Obama honours Charleston shooting victims at funeral
- Published
President Barack Obama has paid tribute to the victims of the Charleston shooting, saying the US has been blind to the "mayhem" caused by gun violence.
Mr Obama ended his eulogy for the Reverend Clementa Pinckney, singing Amazing Grace and reading out the names of the nine victims.
"What a life Clementa Pinckney lived," Mr Obama said. "What an example he set. What a model for his faith."
Thousands were in attendance at the South Carolina funeral.
Mr Obama said the attacks have called the US into action and the country cannot slip into a "comfortable silence" about racism, guns and other problems again.
Last week's attack on a bible study group at a historic African-American church is thought to be racially motivated.
The tragedy has reignited debate about race relations and sparked a backlash against the Confederate battle flag.
At the scene - Nick Bryant, BBC News
None of America's previous 43 presidents could have delivered this kind of eulogy, which sounded in parts like a sermon, in others like a state-of-the-union address and, at the end, a salvation meeting where, extraordinarily, he broke into song - Amazing Grace.
Often Barack Obama has been reticent to talk about America's racial dilemma. He has never wanted to be typecast as its first black president.
But here, in one of the most memorable speeches of his presidency, it sounded like he was almost ventriloquizing the Reverend Dr Martin Luther King. This was perhaps his most expansive elucidation of the race issue to date.
Carrying out a kind of national audit, he spoke powerfully of the legacy of slavery and segregation and dealt with the unfinished business of the civil rights movement: a criminal justice system that often appears to unfairly punish blacks, racial discrimination in the workplace, poverty, education, and voting rights which once more seem at peril.
This was Barack Obama as the preacher president.
Dylann Roof, the 21-year-old suspected gunman in custody, has been photographed holding the flag.
Mr Obama said a flag did not cause the murders, but the country was ignoring the pain it caused.
The president was accompanied in Charleston by First Lady Michelle Obama, Vice-President Joe Biden and his wife Jill.
Former secretary of state and 2016 presidential candidate Hillary Clinton was in attendance as well.
Mr Obama delivered lengthy remarks, garnering applause and cries from the audience as he spoke in a preaching, rousing style.
"[Clementa] understood that justice grows out of recognition of ourselves in each other," Mr Obama said. "My liberty depends on you being free too."
In making a moral choice to change the tide of gun violence, the US will express God's grace, he said.
He touched on the way racial bias effects how young black people get jobs, go to school and vote.

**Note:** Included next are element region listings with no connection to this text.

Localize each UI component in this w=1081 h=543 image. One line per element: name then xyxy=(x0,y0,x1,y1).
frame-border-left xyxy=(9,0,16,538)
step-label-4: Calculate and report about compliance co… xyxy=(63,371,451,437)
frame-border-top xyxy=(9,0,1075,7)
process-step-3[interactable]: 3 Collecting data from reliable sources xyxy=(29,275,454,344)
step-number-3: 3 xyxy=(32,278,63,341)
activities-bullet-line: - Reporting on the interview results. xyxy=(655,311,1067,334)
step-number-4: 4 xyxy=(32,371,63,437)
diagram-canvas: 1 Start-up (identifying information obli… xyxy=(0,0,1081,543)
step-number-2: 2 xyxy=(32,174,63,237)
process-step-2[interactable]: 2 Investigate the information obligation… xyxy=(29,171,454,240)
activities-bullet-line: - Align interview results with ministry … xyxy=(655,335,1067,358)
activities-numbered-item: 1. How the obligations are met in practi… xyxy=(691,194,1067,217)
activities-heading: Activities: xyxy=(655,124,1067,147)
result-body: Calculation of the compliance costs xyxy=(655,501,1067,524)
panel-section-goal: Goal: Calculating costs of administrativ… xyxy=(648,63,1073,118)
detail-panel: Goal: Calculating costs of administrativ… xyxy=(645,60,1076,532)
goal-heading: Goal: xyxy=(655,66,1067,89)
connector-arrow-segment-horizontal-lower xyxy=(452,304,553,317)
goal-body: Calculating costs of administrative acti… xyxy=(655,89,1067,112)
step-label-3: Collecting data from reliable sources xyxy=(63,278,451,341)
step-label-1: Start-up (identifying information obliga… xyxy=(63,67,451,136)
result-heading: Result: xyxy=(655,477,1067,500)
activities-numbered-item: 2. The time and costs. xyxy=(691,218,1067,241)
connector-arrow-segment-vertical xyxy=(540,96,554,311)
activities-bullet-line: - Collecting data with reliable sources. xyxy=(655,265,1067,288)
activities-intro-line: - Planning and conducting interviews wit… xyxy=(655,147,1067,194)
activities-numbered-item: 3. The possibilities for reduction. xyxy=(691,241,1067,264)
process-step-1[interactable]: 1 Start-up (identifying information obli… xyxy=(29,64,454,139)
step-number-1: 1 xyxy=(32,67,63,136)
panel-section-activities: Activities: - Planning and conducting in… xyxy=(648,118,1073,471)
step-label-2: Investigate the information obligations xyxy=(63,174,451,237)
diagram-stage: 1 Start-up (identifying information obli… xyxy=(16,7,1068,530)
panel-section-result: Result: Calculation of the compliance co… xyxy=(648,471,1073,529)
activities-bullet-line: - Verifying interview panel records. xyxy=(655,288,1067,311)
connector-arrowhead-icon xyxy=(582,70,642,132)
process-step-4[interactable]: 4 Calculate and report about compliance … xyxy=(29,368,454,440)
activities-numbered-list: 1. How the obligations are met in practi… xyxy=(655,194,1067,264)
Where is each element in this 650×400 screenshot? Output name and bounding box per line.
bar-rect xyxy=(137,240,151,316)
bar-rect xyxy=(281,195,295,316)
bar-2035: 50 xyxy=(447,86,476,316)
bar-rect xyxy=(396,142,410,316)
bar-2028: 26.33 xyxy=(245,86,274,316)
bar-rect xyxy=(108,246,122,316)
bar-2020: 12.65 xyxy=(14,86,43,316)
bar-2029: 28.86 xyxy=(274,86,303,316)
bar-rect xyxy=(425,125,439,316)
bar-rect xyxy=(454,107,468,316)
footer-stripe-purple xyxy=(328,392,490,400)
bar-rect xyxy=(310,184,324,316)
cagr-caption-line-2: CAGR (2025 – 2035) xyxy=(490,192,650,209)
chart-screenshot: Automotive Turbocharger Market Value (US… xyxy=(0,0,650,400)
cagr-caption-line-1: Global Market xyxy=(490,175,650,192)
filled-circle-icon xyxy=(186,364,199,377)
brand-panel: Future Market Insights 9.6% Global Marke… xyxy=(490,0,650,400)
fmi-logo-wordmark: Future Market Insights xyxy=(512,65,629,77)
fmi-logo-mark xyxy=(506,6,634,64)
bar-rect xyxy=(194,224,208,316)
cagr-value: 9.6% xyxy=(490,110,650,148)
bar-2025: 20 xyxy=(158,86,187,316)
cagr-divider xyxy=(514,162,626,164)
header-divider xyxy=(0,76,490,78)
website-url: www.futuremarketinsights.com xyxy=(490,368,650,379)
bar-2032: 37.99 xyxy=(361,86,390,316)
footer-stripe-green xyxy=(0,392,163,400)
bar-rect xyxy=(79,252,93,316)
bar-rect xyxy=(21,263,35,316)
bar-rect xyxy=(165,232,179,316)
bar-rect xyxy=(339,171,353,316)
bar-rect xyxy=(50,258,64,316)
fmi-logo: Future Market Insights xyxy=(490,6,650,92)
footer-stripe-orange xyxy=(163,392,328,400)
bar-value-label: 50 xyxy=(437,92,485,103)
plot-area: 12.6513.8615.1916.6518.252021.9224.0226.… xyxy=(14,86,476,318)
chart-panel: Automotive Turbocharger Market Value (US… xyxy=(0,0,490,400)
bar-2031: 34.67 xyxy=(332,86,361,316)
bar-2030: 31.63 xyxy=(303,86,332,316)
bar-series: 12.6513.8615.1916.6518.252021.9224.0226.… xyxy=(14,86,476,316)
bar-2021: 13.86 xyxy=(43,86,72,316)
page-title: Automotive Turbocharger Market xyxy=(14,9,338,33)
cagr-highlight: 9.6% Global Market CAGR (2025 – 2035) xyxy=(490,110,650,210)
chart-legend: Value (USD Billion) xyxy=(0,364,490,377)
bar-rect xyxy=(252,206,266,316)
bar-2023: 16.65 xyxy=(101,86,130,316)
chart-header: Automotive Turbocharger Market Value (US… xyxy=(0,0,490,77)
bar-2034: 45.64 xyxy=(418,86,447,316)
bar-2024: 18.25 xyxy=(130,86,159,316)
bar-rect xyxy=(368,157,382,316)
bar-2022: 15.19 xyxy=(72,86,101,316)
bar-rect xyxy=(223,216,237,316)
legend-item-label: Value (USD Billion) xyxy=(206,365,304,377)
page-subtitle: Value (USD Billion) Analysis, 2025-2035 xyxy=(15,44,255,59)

Addressing the families of the victims, Mr Obama said the nations shares in their grief.
"Our pain cuts that much deeper because it happened in a church," he said.
The alleged killer Dylann Roof was "blinded by hatred" and could not see the grace of the churchgoers, who welcomed him openly into their prayer circle.
"The alleged killer could not imagine how the city of Charleston and the US would respond, with revulsion at his evil act," Mr Obama said.
The first two funerals, for Ethel Lance and Sharonda Coleman-Singleton, were held on Thursday.
South Carolina Governor Nikki Haley, Charleston Mayor Joe Riley, the Reverend Jesse Jackson and the Reverend Al Sharpton were in attendance.